This coming Friday, 26 June, is the deadline for bids for OneWeb, which went into Chapter 11 bankruptcy protection at the end of March – followed by one of its shareholders, Intelsat, which took the same path in mid-May. Meanwhile its original main supporter, SoftBank, is also financially challenged and trying to raise money to save itself.
Unless successful bids are lodged by Friday – with a 10% deposit – then OneWeb’s assets will be auctioned off the following week, on 2 July.
Satellite Intel Report says that Amazon and SpaceX have decided against bidding. A potential joint bid from Eutelsat is seeking support from outside France. The same source says that four Chinese companies are also considering bidding.

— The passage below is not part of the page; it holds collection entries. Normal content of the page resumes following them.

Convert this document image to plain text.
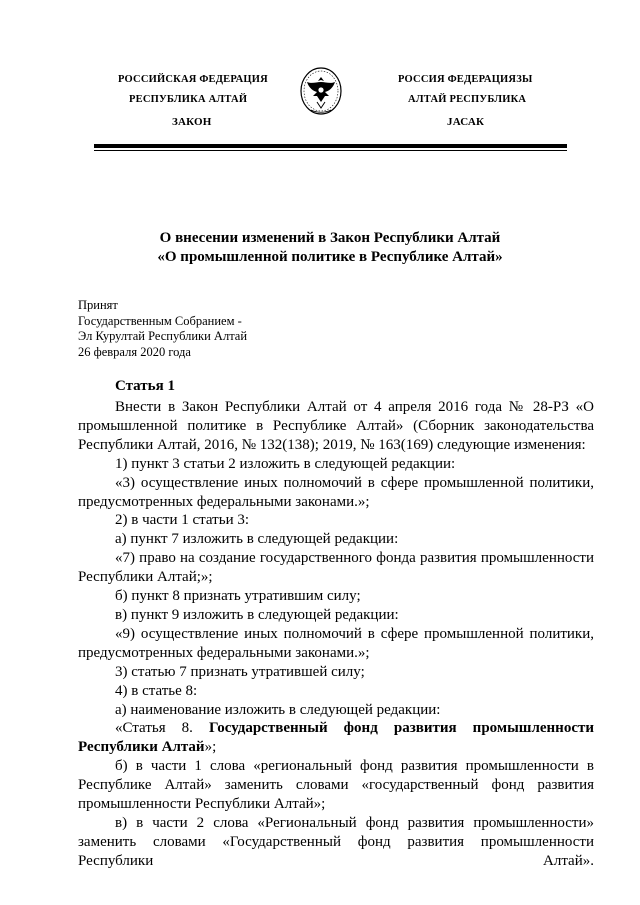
РОССИЙСКАЯ ФЕДЕРАЦИЯ
РЕСПУБЛИКА АЛТАЙ
ЗАКОН
РОССИЯ ФЕДЕРАЦИЯЗЫ
АЛТАЙ РЕСПУБЛИКА
JАСАК
О внесении изменений в Закон Республики Алтай
«О промышленной политике в Республике Алтай»
Принят
Государственным Собранием -
Эл Курултай Республики Алтай
26 февраля 2020 года
Статья 1

Внести в Закон Республики Алтай от 4 апреля 2016 года № 28-РЗ «О промышленной политике в Республике Алтай» (Сборник законодательства Республики Алтай, 2016, № 132(138); 2019, № 163(169) следующие изменения:

1) пункт 3 статьи 2 изложить в следующей редакции:

«3) осуществление иных полномочий в сфере промышленной политики, предусмотренных федеральными законами.»;

2) в части 1 статьи 3:

а) пункт 7 изложить в следующей редакции:

«7) право на создание государственного фонда развития промышленности Республики Алтай;»;

б) пункт 8 признать утратившим силу;

в) пункт 9 изложить в следующей редакции:

«9) осуществление иных полномочий в сфере промышленной политики, предусмотренных федеральными законами.»;

3) статью 7 признать утратившей силу;

4) в статье 8:

а) наименование изложить в следующей редакции:

«Статья 8. Государственный фонд развития промышленности Республики Алтай»;

б) в части 1 слова «региональный фонд развития промышленности в Республике Алтай» заменить словами «государственный фонд развития промышленности Республики Алтай»;

в) в части 2 слова «Региональный фонд развития промышленности» заменить словами «Государственный фонд развития промышленности Республики Алтай».
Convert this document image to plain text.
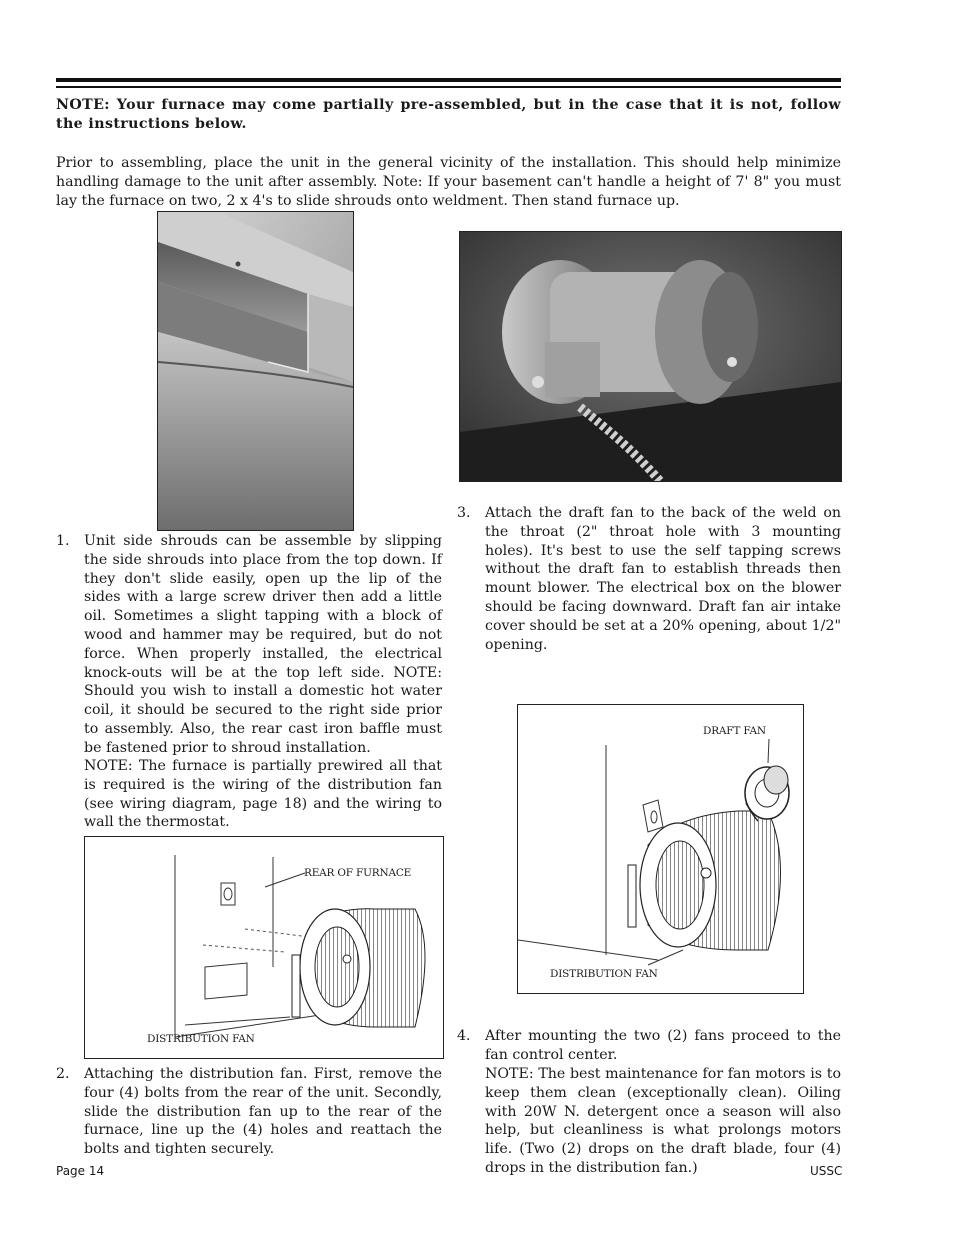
NOTE: Your furnace may come partially pre-assembled, but in the case that it is not, follow the instructions below.
Prior to assembling, place the unit in the general vicinity of the installation. This should help minimize handling damage to the unit after assembly. Note: If your basement can't handle a height of 7' 8" you must lay the furnace on two, 2 x 4's to slide shrouds onto weldment. Then stand furnace up.
1. Unit side shrouds can be assemble by slipping the side shrouds into place from the top down. If they don't slide easily, open up the lip of the sides with a large screw driver then add a little oil. Sometimes a slight tapping with a block of wood and hammer may be required, but do not force. When properly installed, the electrical knock-outs will be at the top left side. NOTE: Should you wish to install a domestic hot water coil, it should be secured to the right side prior to assembly. Also, the rear cast iron baffle must be fastened prior to shroud installation.
NOTE: The furnace is partially prewired all that is required is the wiring of the distribution fan (see wiring diagram, page 18) and the wiring to wall the thermostat.
3. Attach the draft fan to the back of the weld on the throat (2" throat hole with 3 mounting holes). It's best to use the self tapping screws without the draft fan to establish threads then mount blower. The electrical box on the blower should be facing downward. Draft fan air intake cover should be set at a 20% opening, about 1/2" opening.
REAR OF FURNACE
DISTRIBUTION FAN
2. Attaching the distribution fan. First, remove the four (4) bolts from the rear of the unit. Secondly, slide the distribution fan up to the rear of the furnace, line up the (4) holes and reattach the bolts and tighten securely.
DRAFT FAN
DISTRIBUTION FAN
4. After mounting the two (2) fans proceed to the fan control center.
NOTE: The best maintenance for fan motors is to keep them clean (exceptionally clean). Oiling with 20W N. detergent once a season will also help, but cleanliness is what prolongs motors life. (Two (2) drops on the draft blade, four (4) drops in the distribution fan.)
Page 14	USSC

But the UK satellite industry has livened up the market over the weekend following a story in the Financial Times (FT) that government ministers are considering a US$1 billion plan to modify OneWeb to offer a global positioning service.
The UK lost its role in the EU-backed Galileo project to build a rival to the US Department of Defense’s Global Positioning System (GPS) following the UK’s departure from the EU in January 2020.
The country considered a £5 billion project to build its own rival, but the FT is saying that the Boris Johnson government is looking a scheme to adapt 80 of the planned 648 satellites for a positioning service. That would allow the UK to cancel its own expensive rival.
OneWeb would also be able to offer commercial or military communications under its existing UK-based licence.
The US state of Florida has subsidised a vast factory close to Cape Canaveral to build most of the satellites.